Outreach Blog

Monday, November 6, 2023

Predictive AI in Securities Finance: Step One

How to Develop an Efficient, Legally-defensible Machine Learning Infrastructure


Author: Ed Blount

 

by Ed Blount and Dan Hammond

 

On April 2nd, 2026, an effusion of data from a daily trove of U.S. regulatory filings will create resources to drive many new use cases for artificial intelligence in capital markets. A clear opportunity exists in securities finance, where practitioners have repeatedly stated that major IT investments will be needed to comply with the many new regulatory mandates. “Black box” AI platforms may seem a ready solution but can also create nightmares for client reviews and lawsuits.[1]

In our opinion, public data can clarify the rational limits of influence for predictive artificial intelligence. The best courtroom-ready models will display an audittrail based on the replication of critical decision parameters and vectors from past markets. Vendor data in securities finance may be more timely and deeper than the public releases but, for judicial purposes, the public data will provide foundational evidence for the “bounded rationality” of decision-makers, as defined by the late Herbert Simon, Nobel Laureate and the father of Artificial Intelligence.

Maintaining a Training Dataset as an Audit Trail for the Courtroom

As we have recently explained, forecasts of financing fees and inventory buffers can be made using regulatory filings to gauge the parameters that have guided or influenced the past actions of traders, head traders, and business heads in capital markets divisions. To embed their insights, AI models must be trained with sequences of concurrent time series for each market participant.

To demonstrate, we have adapted a very large dataset from Tidal Markets LLC and created a prototype AI model for securities finance. Our prototype can be used to customize models for participants to rely on predictions of fees for stock loans and buffers for lendable inventories, in the following fashion:

  • Traders' past insights are defined as 10- and 20-day rolling averages of key metrics, such as fees, tickets, and amounts, and factored as indexes of current financing trends for an individual security issue, sector or market. For example, the range of borrowers' fees are considered to trend as negotiated spreads to adjusted balances posted by FINRA under Rule 10c-1 (read more here) on trading days over the last two to four weeks;
  • The Head traders' predictive dataset compares indexed trends of key traders' metrics to those of the prior quarter to derive the weights of tensors that connect the parameters, based partly on implied gains and losses. The prototype is used to document predictions of the degree to which the desk is likely to meet its annual forecast in business plans for risk-adjusted returns on capital ("raroc");
  • The Management dataset in our prototype considers conditions year-to-year in allocating capital and adjusting raroc the desk’s performance for seasonality, pandemics, and corporate actions, among key benchmarking factors.

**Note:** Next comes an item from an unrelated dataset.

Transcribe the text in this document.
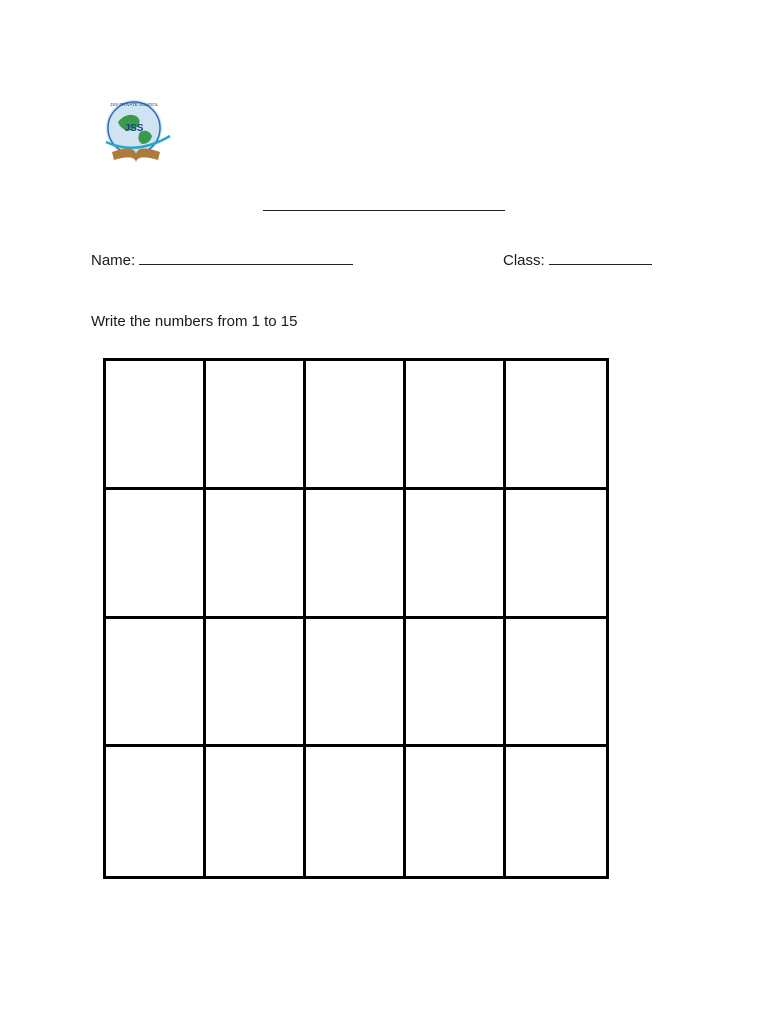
JSS
JSS PRIVATE SCHOOL
Name:	Class:
Write the numbers from 1 to 15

For any given market condition, every model in securities finance should be trained with layers of economic capital allocations and predicted regulatory claims on capital. Our prototype predictiveAI model analyzes the current flows of market capital in the context of prior allocation decisions made at each level of trading operations. Fees and new loans are two measures of experience in the market, but inventory buffers and economic capital are the primary limiting factors. If head traders do not allocate enough of their scarce capital resources to traders, then opportunities, no matter how attractive to traders, will be allowed to slip by.[2]

Predictive AI is essentially a sentiment model which tries to replicate lenders' and borrowers' decisions in context of their insights and outcomes, by measuring the loans of securities against collateral. On the assumption that most borrowers are short sellers, our prototype assumes that each level of trading operation “satisfices,” in Simon’s term, its allocated capital for the most efficient, regulatory-compliant opportunities.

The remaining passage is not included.